NMI Burial Excavation Records

County: Sligo Site name: HOLBORN STREET/MARKIEVICZ ROAD, SLIGO

Sites and Monuments Record No.: N/A Licence number: 04E1453

Author: Richard Crumlish, 61 An Cladrach, Castlebar Road, Ballinrobe, Co. Mayo.

Site type: Urban

Period/Dating:

ITM: E 569174m, N 836170m

Latitude, Longitude (decimal degrees): 54.273404, -8.473274

Pre-development testing was carried out on 28 and 29 October 2004 at a site in advance of its development at the junction of Holborn Street, Markievicz Road and the Slip Road, in Sligo town. The proposed development was within the archaeological constraint for Sligo town (SMR 14:65).

Markievicz Road was constructed in the 1840s and was originally named the Victoria Line. Two dwellings on the site that fronted onto Markievicz Road were probably of 20th-century date, as the OS six-inch edition of 1910 showed a different site layout to the present one. The dwellings dated to the second half of the 19th century at the earliest. A building that fronted onto Holborn Street was marked on the 1910 edition and probably dated to the 19th century. The first edition of the 6-inch map of 1838 showed a terrace of buildings fronting onto Holborn Street, to the rear (west) of which were back gardens.

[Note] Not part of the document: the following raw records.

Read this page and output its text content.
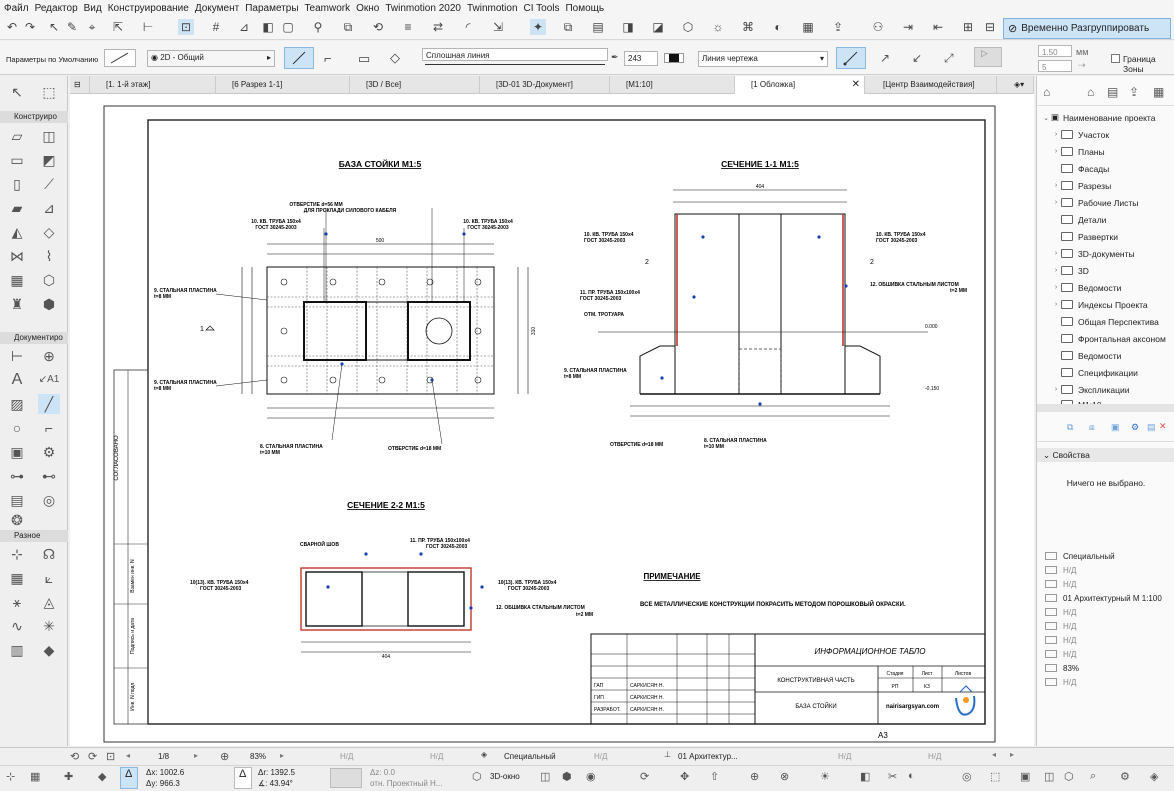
Файл Редактор Вид Конструирование Документ Параметры Teamwork Окно Twinmotion 2020 Twinmotion CI Tools Помощь
↶ ↷ ↖ ✎ ⌖	⇱ ⊢ ⊡	#	⊿ ◧ ▢ ⚲	⧉	⟲	≡	⇄	◜	⇲ ✦	⧉	▤ ◨ ◪ ⬡ ☼ ⌘	◐	▦ ⇪ ⚇ ⇥ ⇤ ⊞ ⊟ ⊘ Временно Разгруппировать
Параметры по Умолчанию	◉ 2D - Общий	▸	⌐ ▭ ◇	Сплошная линия	✒	243	Линия чертежа	▾	↗ ↙ ⤢	▷	1.50	мм
5	⇢
Граница Зоны
↖	⬚
Конструиро
▱	◫
▭	◩
▯	⟋
▰	⊿
◭	◇
⋈	⌇
▦	⬡
♜	⬢
Документиро
⊢	⊕
A	↙A1
▨	╱
○	⌐
▣	⚙
⊶ ⊷
▤	◎
❂
Разное
⊹	☊
▦	⟀
⚹	◬
∿	✳
▥	◆
⊟	[1. 1-й этаж]	[6 Разрез 1-1]	[3D / Все]	[3D-01 3D-Документ]	[M1:10]	[1 Обложка]	✕	[Центр Взаимодействия]	◈▾
СОГЛАСОВАНО
Взамен инв. N
Подпись и дата
Инв. N подл.
БАЗА СТОЙКИ М1:5	СЕЧЕНИЕ 1-1 М1:5
СЕЧЕНИЕ 2-2 М1:5
500
310
1
ОТВЕРСТИЕ d=56 ММ
ДЛЯ ПРОКЛАДИ СИЛОВОГО КАБЕЛЯ
10. КВ. ТРУБА 150х4
ГОСТ 30245-2003
10. КВ. ТРУБА 150х4
ГОСТ 30245-2003
9. СТАЛЬНАЯ ПЛАСТИНА
t=8 ММ
9. СТАЛЬНАЯ ПЛАСТИНА
t=8 ММ
8. СТАЛЬНАЯ ПЛАСТИНА
t=10 ММ
ОТВЕРСТИЕ d=18 ММ
404
0.000
-0.150
2	2
10. КВ. ТРУБА 150х4
ГОСТ 30245-2003
10. КВ. ТРУБА 150х4
ГОСТ 30245-2003
11. ПР. ТРУБА 150х100х4
ГОСТ 30245-2003
ОТМ. ТРОТУАРА
12. ОБШИВКА СТАЛЬНЫМ ЛИСТОМ
t=2 ММ
9. СТАЛЬНАЯ ПЛАСТИНА
t=8 ММ
ОТВЕРСТИЕ d=18 ММ
8. СТАЛЬНАЯ ПЛАСТИНА
t=10 ММ
404
СВАРНОЙ ШОВ
11. ПР. ТРУБА 150х100х4
ГОСТ 30245-2003
10(13). КВ. ТРУБА 150х4
ГОСТ 30245-2003
10(13). КВ. ТРУБА 150х4
ГОСТ 30245-2003
12. ОБШИВКА СТАЛЬНЫМ ЛИСТОМ
t=2 ММ
ПРИМЕЧАНИЕ
ВСЕ МЕТАЛЛИЧЕСКИЕ КОНСТРУКЦИИ ПОКРАСИТЬ МЕТОДОМ ПОРОШКОВЫЙ ОКРАСКИ.
ИНФОРМАЦИОННОЕ ТАБЛО
КОНСТРУКТИВНАЯ ЧАСТЬ
БАЗА СТОЙКИ
Стадия	Лист	Листов
РП	КЗ
ГАП
ГИП
РАЗРАБОТ.
САРКИСЯН Н.
САРКИСЯН Н.
САРКИСЯН Н.	nairisargsyan.com
А3
⌂	⌂ ▤ ⇪ ▦
⌄ ▣ Наименование проекта
›	Участок
›	Планы
Фасады
›	Разрезы
›	Рабочие Листы
Детали
Развертки
›	3D-документы
›	3D
›	Ведомости
›	Индексы Проекта
Общая Перспектива
Фронтальная аксоном
Ведомости
Спецификации
›	Экспликации
⧉ ⧈ ▣ ⚙ ▤ ✕
⌄ Свойства
Ничего не выбрано.
Специальный
Н/Д
Н/Д
01 Архитектурный М 1:100
Н/Д
Н/Д
Н/Д
Н/Д
83%
Н/Д
⟲ ⟳ ⊡ ◂	1/8	▸ ⊕	83% ▸	Н/Д	Н/Д	◈ Специальный	Н/Д	⊥ 01 Архитектур...	Н/Д	Н/Д	◂ ▸
⊹ ▦ ✚ ◆	Δ	Δx: 1002.6
Δy: 966.3
Δ	Δr: 1392.5
∡: 43.94°
Δz: 0.0
отн. Проектный Н...
⬡ 3D-окно ◫ ⬢ ◉	⟳	✥ ⇧	⊕ ⊗	☀	◧ ✂ ◐	◎ ⬚ ▣ ◫ ⬡ ⌕ ⚙ ◈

Following demolition of the extant buildings on the site, the testing comprised the excavation (by machine) of four trenches. Unfortunately the demolition resulted in a reduction in ground level by up to 0.9m at the Holborn Street end of the site and by 0.2m at the Markievicz Road end of the site. The trenches measured 23m, 4.5m, 5m and 7.8m long, respectively, 1.2-3m wide and 0.35-2.6m deep.

The testing revealed layers of fill above sterile natural subsoil and bedrock. A wall foundation uncovered was part of the rear wall of a building that had just been demolished, which was originally part of a terrace of houses that fronted onto Holborn Street. A layer of cobbles uncovered had modern pottery sherds visible above and below them. The cobbles were probably the remains of a cobbled yard to the rear of the building facing onto Holborn Street. Only modern artefacts, dating from the 18th-20th century, were recovered from the site.

It appeared that the site had been filled up from the bedrock. This infilling may have been carried out during or following the construction of Markievicz Road in the mid-19th century.